Our silence is harming people who use cannabis as medicine. North Carolinians who might receive medical benefits from using cannabis are not able to use it. North Carolinians turn to illegal and unregulated sources for untested products that could cause more harm to their health.
Our silence is also harming those we hope to protect: our kids.
How can we impact change? How can we bring reform to our state?
We can get comfortable with being uncomfortable.
We can have open and honest conversations about the medical benefits of cannabis and the injustice caused by the war on drugs. We can discuss the tax benefits and decrease in opioid and alcohol addiction experienced in states with legal marijuana.

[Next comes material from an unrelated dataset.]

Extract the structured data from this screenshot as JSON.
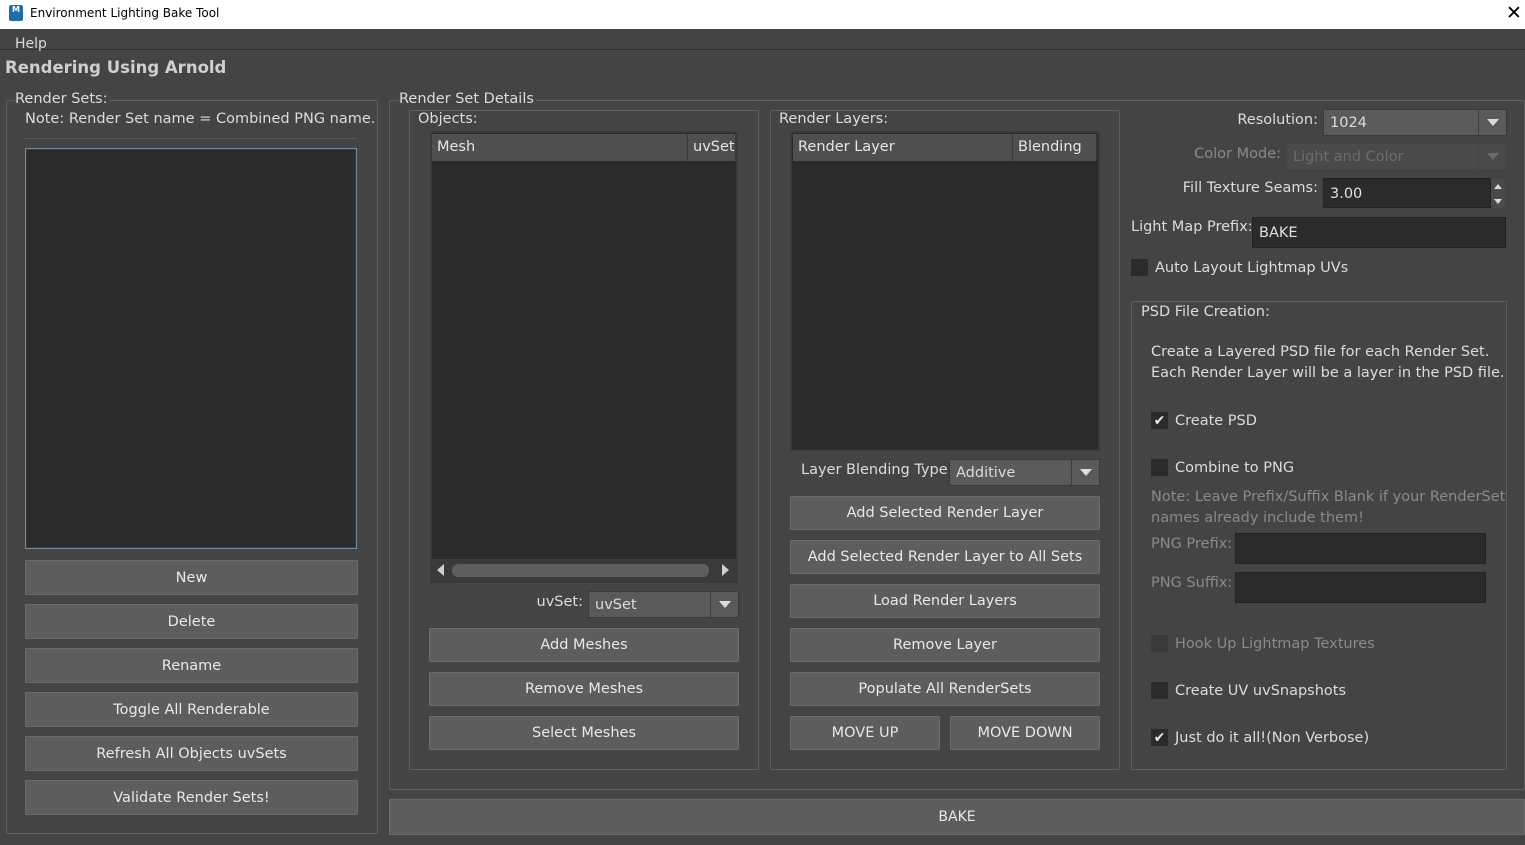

The Research Triangle Park in Raleigh-Durham is considered a leading hub of science and technology for the East Coast. How can this be true when we don’t allow scientific evidence to fuel our governing policy? Will we fall behind as more states implement pro-cannabis policies? Will we continue to lose out on economic and agricultural opportunities while simultaneously spending billions each year to police cannabis? Will non-violent drug offenders continue to spend years locked away with violent offenders, their lives ruined and families destroyed?
All this because we are afraid to speak the truth?
I have sworn off prohibited cannabis products so that I can feel comfortable lending my voice to the cause. I’d like to ask you: what will it take for you to feel comfortable with being uncomfortable also?